Unnamed: 0,artist,title,title_bboard,hot100
140,A$AP Rocky,Fuckin' Problems,F--kin Problems,1
263,A$AP Rocky,L$D,L$D,1
274,A$AP Rocky,Long.Live.A$AP,Long Live A$AP,1
481,A$AP Rocky,Wild for the Night,Wild for the Night,1
661,2 Chainz,Birthday Song,Birthday Song,1


Now I will create my final dataframe, by merging only the hits onto the dataframe. The songs that are not hits will have NaN values in this column (which I'll label as hot100). I'll fill these nan's with zeros and they'll be my positive class

In [58]:
df_final = df.merge(merged.iloc[merged[one].index, :][['artist', 'title', 'hot100']].drop_duplicates(), how='left')

In [62]:
df_final.fillna(0, inplace=True)

In [63]:
sum(df_final['hot100'])

870.0

My positive class is 870 long. This unforutantely means that my classes are severely unbalanced, as my negative class has more than 15,000 observations. This will have to be dealt with later, but for now I must manually comb through my positive class where the titles are similar (and not equal) and see if my comparison function mislabeled a song as a positive class becuase its title was similar to that of a hit. If a song labeled as a hit is in fact not a hit, I'll have to relable it as zero. Instead of showing all of this, I will only show myself doing this one time so my process can be seen.

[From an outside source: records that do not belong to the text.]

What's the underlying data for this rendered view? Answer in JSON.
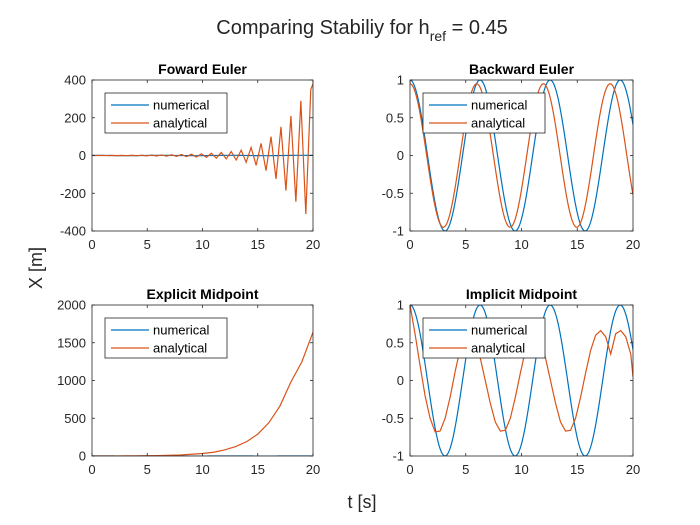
{
  "figure": {
    "title_main": "Comparing Stabiliy for h",
    "title_sub": "ref",
    "title_tail": " = 0.45",
    "xlabel": "t [s]",
    "ylabel": "X [m]"
  },
  "colors": {
    "numerical": "#0072BD",
    "analytical": "#D95319",
    "axes": "#262626",
    "grid_bg": "#ffffff"
  },
  "chart_data": [
    {
      "type": "line",
      "title": "Foward Euler",
      "xlim": [
        0,
        20
      ],
      "ylim": [
        -400,
        400
      ],
      "xticks": [
        0,
        5,
        10,
        15,
        20
      ],
      "yticks": [
        -400,
        -200,
        0,
        200,
        400
      ],
      "legend": {
        "entries": [
          "numerical",
          "analytical"
        ],
        "placement": "top-left"
      },
      "series": [
        {
          "name": "numerical",
          "kind": "function",
          "expr": "cos",
          "x_range": [
            0,
            20
          ],
          "samples": 400
        },
        {
          "name": "analytical",
          "kind": "oscillation",
          "x": [
            0,
            0.45,
            0.9,
            1.35,
            1.8,
            2.25,
            2.7,
            3.15,
            3.6,
            4.05,
            4.5,
            4.95,
            5.4,
            5.85,
            6.3,
            6.75,
            7.2,
            7.65,
            8.1,
            8.55,
            9,
            9.45,
            9.9,
            10.35,
            10.8,
            11.25,
            11.7,
            12.15,
            12.6,
            13.05,
            13.5,
            13.95,
            14.4,
            14.85,
            15.3,
            15.75,
            16.2,
            16.65,
            17.1,
            17.55,
            18,
            18.45,
            18.9,
            19.35,
            19.8,
            20
          ],
          "y": [
            0.1,
            -0.2,
            0.3,
            -0.4,
            0.5,
            -0.6,
            0.8,
            -1,
            1.2,
            -1.4,
            1.6,
            -1.9,
            2.2,
            -2.6,
            3,
            -3.5,
            4,
            -4.6,
            5.3,
            -6,
            7,
            -8,
            9,
            -10,
            12,
            -14,
            16,
            -18,
            21,
            -24,
            28,
            -36,
            43,
            -52,
            64,
            -80,
            100,
            -124,
            152,
            -186,
            210,
            -245,
            290,
            -310,
            350,
            380
          ]
        }
      ]
    },
    {
      "type": "line",
      "title": "Backward Euler",
      "xlim": [
        0,
        20
      ],
      "ylim": [
        -1,
        1
      ],
      "xticks": [
        0,
        5,
        10,
        15,
        20
      ],
      "yticks": [
        -1,
        -0.5,
        0,
        0.5,
        1
      ],
      "legend": {
        "entries": [
          "numerical",
          "analytical"
        ],
        "placement": "top-left"
      },
      "series": [
        {
          "name": "numerical",
          "kind": "function",
          "expr": "cos",
          "x_range": [
            0,
            20
          ],
          "samples": 400
        },
        {
          "name": "analytical",
          "kind": "function",
          "expr": "cos_phase",
          "amplitude": 0.95,
          "omega": 1.05,
          "x_range": [
            0,
            20
          ],
          "samples": 400
        }
      ]
    },
    {
      "type": "line",
      "title": "Explicit Midpoint",
      "xlim": [
        0,
        20
      ],
      "ylim": [
        0,
        2000
      ],
      "xticks": [
        0,
        5,
        10,
        15,
        20
      ],
      "yticks": [
        0,
        500,
        1000,
        1500,
        2000
      ],
      "legend": {
        "entries": [
          "numerical",
          "analytical"
        ],
        "placement": "top-left"
      },
      "series": [
        {
          "name": "numerical",
          "kind": "function",
          "expr": "cos",
          "x_range": [
            0,
            20
          ],
          "samples": 400
        },
        {
          "name": "analytical",
          "kind": "points",
          "x": [
            0,
            2,
            4,
            6,
            8,
            10,
            11,
            12,
            13,
            14,
            15,
            16,
            17,
            18,
            19,
            20
          ],
          "y": [
            1,
            1,
            2,
            5,
            13,
            33,
            50,
            80,
            125,
            190,
            290,
            440,
            660,
            980,
            1250,
            1640
          ]
        }
      ]
    },
    {
      "type": "line",
      "title": "Implicit Midpoint",
      "xlim": [
        0,
        20
      ],
      "ylim": [
        -1,
        1
      ],
      "xticks": [
        0,
        5,
        10,
        15,
        20
      ],
      "yticks": [
        -1,
        -0.5,
        0,
        0.5,
        1
      ],
      "legend": {
        "entries": [
          "numerical",
          "analytical"
        ],
        "placement": "top-left"
      },
      "series": [
        {
          "name": "numerical",
          "kind": "function",
          "expr": "cos",
          "x_range": [
            0,
            20
          ],
          "samples": 400
        },
        {
          "name": "analytical",
          "kind": "points",
          "x": [
            0,
            0.45,
            0.9,
            1.35,
            1.8,
            2.25,
            2.7,
            3.15,
            3.6,
            4.05,
            4.5,
            4.95,
            5.4,
            5.85,
            6.3,
            6.75,
            7.2,
            7.65,
            8.1,
            8.55,
            9,
            9.45,
            9.9,
            10.35,
            10.8,
            11.25,
            11.7,
            12.15,
            12.6,
            13.05,
            13.5,
            13.95,
            14.4,
            14.85,
            15.3,
            15.75,
            16.2,
            16.65,
            17.1,
            17.55,
            18,
            18.45,
            18.9,
            19.35,
            19.8,
            20
          ],
          "y": [
            1,
            0.62,
            0.2,
            -0.2,
            -0.5,
            -0.68,
            -0.67,
            -0.5,
            -0.22,
            0.12,
            0.42,
            0.62,
            0.66,
            0.55,
            0.3,
            0.0,
            -0.3,
            -0.55,
            -0.67,
            -0.66,
            -0.5,
            -0.22,
            0.1,
            0.4,
            0.6,
            0.66,
            0.55,
            0.3,
            0.0,
            -0.3,
            -0.55,
            -0.67,
            -0.66,
            -0.5,
            -0.22,
            0.1,
            0.4,
            0.6,
            0.66,
            0.58,
            0.35,
            0.62,
            0.66,
            0.58,
            0.35,
            0.05
          ]
        }
      ]
    }
  ]
}
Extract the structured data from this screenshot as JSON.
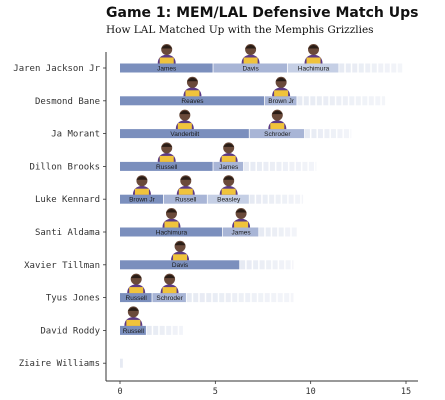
{
  "chart_data": {
    "type": "bar",
    "title": "Game 1: MEM/LAL Defensive Match Ups",
    "subtitle": "How LAL Matched Up with the Memphis Grizzlies",
    "xlabel": "",
    "ylabel": "",
    "xlim": [
      0,
      15
    ],
    "x_ticks": [
      "0",
      "5",
      "10",
      "15"
    ],
    "grid": false,
    "colors": {
      "segment_fills": [
        "#7b8fbd",
        "#a8b5d6",
        "#c5cfe5",
        "#dbe1ef"
      ],
      "faded_tail": "#e6eaf3",
      "axis": "#333333"
    },
    "rows": [
      {
        "player": "Jaren Jackson Jr",
        "total": 14.8,
        "segments": [
          {
            "defender": "James",
            "value": 4.9
          },
          {
            "defender": "Davis",
            "value": 3.9
          },
          {
            "defender": "Hachimura",
            "value": 2.7
          }
        ]
      },
      {
        "player": "Desmond Bane",
        "total": 13.9,
        "segments": [
          {
            "defender": "Reaves",
            "value": 7.6
          },
          {
            "defender": "Brown Jr",
            "value": 1.7
          }
        ]
      },
      {
        "player": "Ja Morant",
        "total": 12.1,
        "segments": [
          {
            "defender": "Vanderbilt",
            "value": 6.8
          },
          {
            "defender": "Schroder",
            "value": 2.9
          }
        ]
      },
      {
        "player": "Dillon Brooks",
        "total": 10.3,
        "segments": [
          {
            "defender": "Russell",
            "value": 4.9
          },
          {
            "defender": "James",
            "value": 1.6
          }
        ]
      },
      {
        "player": "Luke Kennard",
        "total": 9.6,
        "segments": [
          {
            "defender": "Brown Jr",
            "value": 2.3
          },
          {
            "defender": "Russell",
            "value": 2.3
          },
          {
            "defender": "Beasley",
            "value": 2.2
          }
        ]
      },
      {
        "player": "Santi Aldama",
        "total": 9.3,
        "segments": [
          {
            "defender": "Hachimura",
            "value": 5.4
          },
          {
            "defender": "James",
            "value": 1.9
          }
        ]
      },
      {
        "player": "Xavier Tillman",
        "total": 9.1,
        "segments": [
          {
            "defender": "Davis",
            "value": 6.3
          }
        ]
      },
      {
        "player": "Tyus Jones",
        "total": 9.1,
        "segments": [
          {
            "defender": "Russell",
            "value": 1.7
          },
          {
            "defender": "Schroder",
            "value": 1.8
          }
        ]
      },
      {
        "player": "David Roddy",
        "total": 3.3,
        "segments": [
          {
            "defender": "Russell",
            "value": 1.4
          }
        ]
      },
      {
        "player": "Ziaire Williams",
        "total": 0.15,
        "segments": []
      }
    ]
  }
}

First I have to view a section of my dataframe to manually check for mispellings. I can see on the fourth row that the song 'Pull Up' was mistaken for the hit'Roll Up'. Since these are in fact not the same song, 'Pull Up' will have to be relabeled as a zero.

In [274]:
merged[misspelled][150:300]

Unnamed: 0,artist,title,title_bboard,hot100
191515,Jadakiss,You Make Me Wanna,U Make Me Wanna,1
192150,Coolio,"1, 2, 3, 4 (Sumpin' New)","1,2,3,4 (Sumptin' New)",1
192373,Coolio,It's All The Way Live,It's All the Way Live (Now),1
195606,Wiz Khalifa,Pull Up,Roll Up,1
196954,Wiz Khalifa,Word Hard Play Hard (Remix),"Work Hard, Play Hard",1
197273,RZA,Wu-Wear: The Garment Renaissance,Wu-Wear - the Garment Renaissance,1
197391,Juvenile,Back That Azz Up,Back That Thang Up,1
198011,Juvenile,My Life,In My Life,1
198518,Drake,0 to 100 / The Catch Up,0 To 100 / The Catch Up,1
199089,Drake,30 for 30 Freestyle,30 For 30 Freestyle,1


This song was an advertisement but got mistaken for a hit  so it must be dropped. 

In [3]:
df_final.drop(index = 10264, inplace=True) # advertisement

Giving the song 'Still Drake' a zero since it was not a hit.

In [283]:
df_final.loc[22081,'hot100'] = 0

After I checked all mispelled songs (about 300 in total), I ended up removing only about $38$ songs from my positive class

In [285]:
df_final['hot100'].sum()

832.0

Saving this dataframe as df_hot100

In [288]:
df_final.to_csv('./df_hot100.csv')